The Senate on Tuesday evening blocked Georgetown law professor Cornelia "Nina" Pillard's nomination to the U.S. Court of Appeals for the D.C. Circuit, further solidifying the stalemate over President Obama's picks for the key federal appeals court.
Senate Republicans, who argue the D.C. Circuit does not need any more judges, thwarted Pillard's nomination, which needed 60 votes needed to overcome a block and advance to a confirmation vote. The vote was 56-41, with one Senator voting present.
Pillard was the second D.C. Circuit nominee blocked in the past several weeks. Republicans on Oct. 31 prevented the nomination of Akin Gump Strauss Hauer & Feld partner Patricia Millett from moving forward to a full vote.
Senate Minority Leader Sen. Mitch McConnell (R-Ky.) said before the vote that the Obama administration is trying to tilt the balance of the court that is now split evenly between four Republican-appointed judges and four appointed by Democrats. The appeals court issues rulings with a national sweep on environmental, labor, communications, securities and other regulatory arenas.
"Rather than work with us to schedule votes on these nominations in an orderly manner, as we have been doing all year, the majority prefers to concoct a crisis on the D.C. Circuit so it can try to distract the American people from the failings of Obamacare," McConnell said Tuesday.
Democrats called a press conference after the vote, where they said Republicans had crossed the line. Rules about filibusters needed to be changed to allow up-or-down votes for the nominees, Senate Democrats said. They said they expect a third D.C. Circuit nominee, U.S. District Judge Robert Wilkins in Washington, to be blocked.
Democrats focused on how Republicans have blocked three women nominees to the court.
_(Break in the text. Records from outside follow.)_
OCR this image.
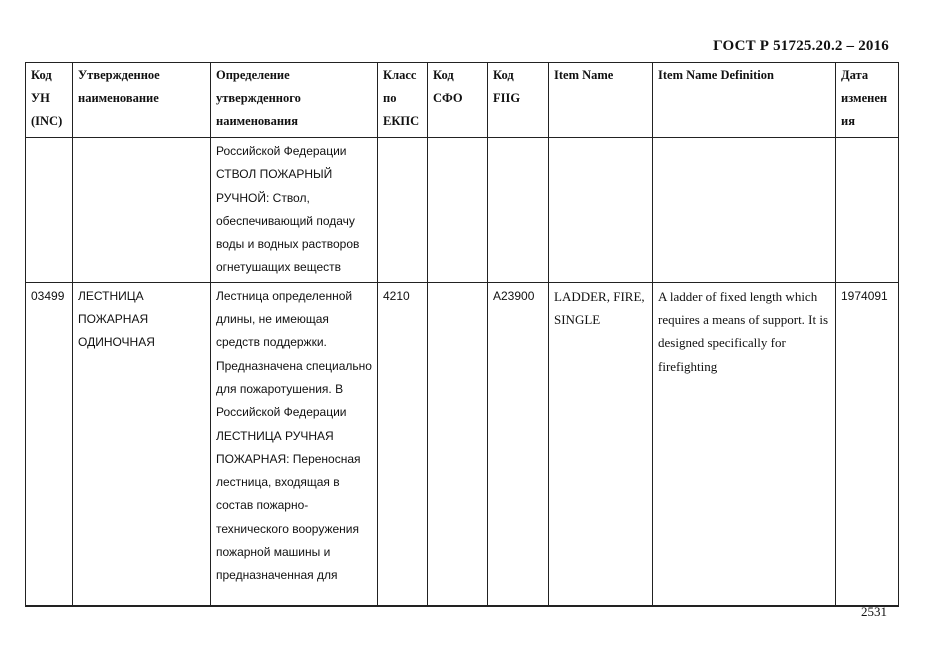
ГОСТ Р 51725.20.2 – 2016
Код УН (INC)	Утвержденное наименование	Определение утвержденного наименования	Класс по ЕКПС	Код СФО	Код FIIG	Item Name	Item Name Definition	Дата изменения
		Российской Федерации СТВОЛ ПОЖАРНЫЙ РУЧНОЙ: Ствол, обеспечивающий подачу воды и водных растворов огнетушащих веществ						
03499	ЛЕСТНИЦА ПОЖАРНАЯ ОДИНОЧНАЯ	Лестница определенной длины, не имеющая средств поддержки. Предназначена специально для пожаротушения. В Российской Федерации ЛЕСТНИЦА РУЧНАЯ ПОЖАРНАЯ: Переносная лестница, входящая в состав пожарно-технического вооружения пожарной машины и предназначенная для	4210		A23900	LADDER, FIRE, SINGLE	A ladder of fixed length which requires a means of support. It is designed specifically for firefighting	1974091
2531
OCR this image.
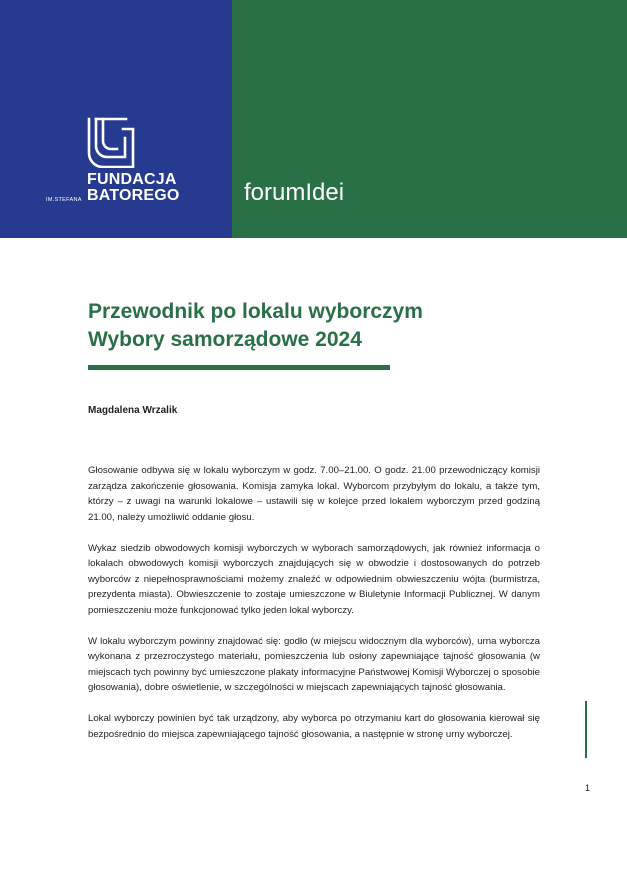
FUNDACJA
IM.STEFANA BATOREGO	forumIdei
Przewodnik po lokalu wyborczym
Wybory samorządowe 2024
Magdalena Wrzalik

Głosowanie odbywa się w lokalu wyborczym w godz. 7.00–21.00. O godz. 21.00 przewodniczący komisji zarządza zakończenie głosowania. Komisja zamyka lokal. Wyborcom przybyłym do lokalu, a także tym, którzy – z uwagi na warunki lokalowe – ustawili się w kolejce przed lokalem wyborczym przed godziną 21.00, należy umożliwić oddanie głosu.

Wykaz siedzib obwodowych komisji wyborczych w wyborach samorządowych, jak również informacja o lokalach obwodowych komisji wyborczych znajdujących się w obwodzie i dostosowanych do potrzeb wyborców z niepełnosprawnościami możemy znaleźć w odpowiednim obwieszczeniu wójta (burmistrza, prezydenta miasta). Obwieszczenie to zostaje umieszczone w Biuletynie Informacji Publicznej. W danym pomieszczeniu może funkcjonować tylko jeden lokal wyborczy.

W lokalu wyborczym powinny znajdować się: godło (w miejscu widocznym dla wyborców), urna wyborcza wykonana z przezroczystego materiału, pomieszczenia lub osłony zapewniające tajność głosowania (w miejscach tych powinny być umieszczone plakaty informacyjne Państwowej Komisji Wyborczej o sposobie głosowania), dobre oświetlenie, w szczególności w miejscach zapewniających tajność głosowania.

Lokal wyborczy powinien być tak urządzony, aby wyborca po otrzymaniu kart do głosowania kierował się bezpośrednio do miejsca zapewniającego tajność głosowania, a następnie w stronę urny wyborczej.

1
First, Caitlin Halligan, who withdrew her name earlier this year amid Republican criticism. Millett and Pillard followed. Democrats said there were no "extraordinary circumstances" to justify blocking Pillard's nomination.
Sen. Patrick Leahy (D-Vt.), the Senate Judiciary Committee chairman, said blocking nominees for political reasons would destroy the integrity of the federal courts, and the filibusters of the D.C. Circuit nominees is a "horrible reflection on what we should be as a nation."